Die beiden sog. Journalistinnen nehme ich nicht ernst, Kinderkram ist das was sie von sich geben. Aber fragt sich eigentlich niemand, warum dieses rutschige Terrain überhaupt betreten wurde? Gegen alle technische und wirtschaftliche Logik? Warum der Herr Zetsche sogar einen Vortrag bei den Grünen gehalten hat? Die haben sich natürlich gerne vor seinen Karren spannen lassen, sozusagen für eine neue Runde nach dem Veggieday-Desaster.  Ich denke, das hat vor allem mit dem globalen Automobilmarkt zu tun.  Weltgrößter Autokonsument ist China, mit riesigen Wachstums-Planzahlen für die Zukunft. Im Windschatten Indien mit der zweitgrößten Weltbevölkerung.  Beiden Staaten gemein ist, daß sie aufgrund ihrer Industrien riesige Luftverschmutzungen verkraften müssen, beide haben AKW´s und Kohle-KW´s in ausreichender Menge und auch keinerlei energiepolitische Restriktionen. Diese beiden Länder, als Vorreiter China, brauchen dringend Elektromobilität. Im Autoland Deutschland muss das marktstrategisch sehr ernst genommen werden, und als Versuchslabor eignet sich die grünverschreckte Bevölkerung hervorragend für den E-Auto Feldversuch.
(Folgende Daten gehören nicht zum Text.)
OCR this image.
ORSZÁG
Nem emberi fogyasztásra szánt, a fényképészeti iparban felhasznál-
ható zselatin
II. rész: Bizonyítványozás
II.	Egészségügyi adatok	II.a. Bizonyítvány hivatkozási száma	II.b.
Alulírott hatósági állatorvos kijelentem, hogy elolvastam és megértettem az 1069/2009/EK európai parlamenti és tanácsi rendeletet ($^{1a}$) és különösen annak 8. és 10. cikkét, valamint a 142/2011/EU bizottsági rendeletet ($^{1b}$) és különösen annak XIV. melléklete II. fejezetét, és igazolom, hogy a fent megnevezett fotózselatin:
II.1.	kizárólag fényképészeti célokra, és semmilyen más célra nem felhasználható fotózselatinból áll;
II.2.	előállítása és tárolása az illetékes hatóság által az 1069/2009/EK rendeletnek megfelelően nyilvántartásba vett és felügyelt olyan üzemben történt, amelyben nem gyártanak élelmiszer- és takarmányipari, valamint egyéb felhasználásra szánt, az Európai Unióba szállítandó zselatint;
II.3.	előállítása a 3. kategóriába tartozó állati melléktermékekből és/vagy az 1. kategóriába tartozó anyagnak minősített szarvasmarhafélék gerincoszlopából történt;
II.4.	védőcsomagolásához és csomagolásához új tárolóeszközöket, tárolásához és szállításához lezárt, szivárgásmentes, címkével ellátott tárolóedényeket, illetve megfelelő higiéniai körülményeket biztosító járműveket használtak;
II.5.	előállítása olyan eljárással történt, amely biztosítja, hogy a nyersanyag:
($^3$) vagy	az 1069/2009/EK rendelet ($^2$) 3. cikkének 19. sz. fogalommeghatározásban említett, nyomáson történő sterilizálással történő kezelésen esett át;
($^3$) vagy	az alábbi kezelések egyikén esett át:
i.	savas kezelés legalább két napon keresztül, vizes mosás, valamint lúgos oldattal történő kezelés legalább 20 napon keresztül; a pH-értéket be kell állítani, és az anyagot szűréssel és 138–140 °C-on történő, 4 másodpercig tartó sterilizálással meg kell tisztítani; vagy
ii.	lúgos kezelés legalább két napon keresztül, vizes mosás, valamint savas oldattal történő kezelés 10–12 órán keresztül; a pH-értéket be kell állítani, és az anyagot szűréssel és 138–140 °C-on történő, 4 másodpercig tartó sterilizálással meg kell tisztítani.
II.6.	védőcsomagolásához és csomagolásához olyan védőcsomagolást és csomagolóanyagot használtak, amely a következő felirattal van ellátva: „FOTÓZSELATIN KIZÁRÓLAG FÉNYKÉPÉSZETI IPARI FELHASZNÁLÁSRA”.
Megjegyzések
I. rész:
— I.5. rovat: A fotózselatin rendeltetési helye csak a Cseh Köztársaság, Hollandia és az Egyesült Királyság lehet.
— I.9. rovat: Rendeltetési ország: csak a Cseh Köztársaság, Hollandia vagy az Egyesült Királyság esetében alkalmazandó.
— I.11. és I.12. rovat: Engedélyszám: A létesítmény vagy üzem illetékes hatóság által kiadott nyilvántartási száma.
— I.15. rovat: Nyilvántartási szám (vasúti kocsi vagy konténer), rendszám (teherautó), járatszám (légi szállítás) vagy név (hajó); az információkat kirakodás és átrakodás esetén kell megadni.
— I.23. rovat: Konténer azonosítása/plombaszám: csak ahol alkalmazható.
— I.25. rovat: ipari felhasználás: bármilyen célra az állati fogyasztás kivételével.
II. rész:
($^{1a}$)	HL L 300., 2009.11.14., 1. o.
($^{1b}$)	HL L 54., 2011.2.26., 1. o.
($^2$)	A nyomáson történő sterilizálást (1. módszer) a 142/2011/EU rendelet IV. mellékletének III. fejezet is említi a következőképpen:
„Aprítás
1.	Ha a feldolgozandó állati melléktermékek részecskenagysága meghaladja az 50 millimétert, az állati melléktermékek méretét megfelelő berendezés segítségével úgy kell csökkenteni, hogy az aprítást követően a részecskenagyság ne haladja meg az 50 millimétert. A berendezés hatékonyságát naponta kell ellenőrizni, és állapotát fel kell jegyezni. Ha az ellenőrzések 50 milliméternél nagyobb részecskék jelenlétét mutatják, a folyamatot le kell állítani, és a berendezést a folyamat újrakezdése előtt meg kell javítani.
Der Laie wundert sich indes ungläubig über die Symbiose von Politik und Autoherstellern. Marktstrategisch betrachtet logisch und sicher keine Verschwörungstheorie, der größte Markt soll so schnell wie möglich mit den vom deutschen Publikum vorgetesteten E-Autos geflutet werden. Deshalb auch die latente Stigmatisierung der konventionellen Antriebstechnik zu unseren Lasten, trotz sauberer Luft und deshalb nur eine sehr lahme Gegenwehr der Automobillobby. Die könnten das nämlich wesentlich besser.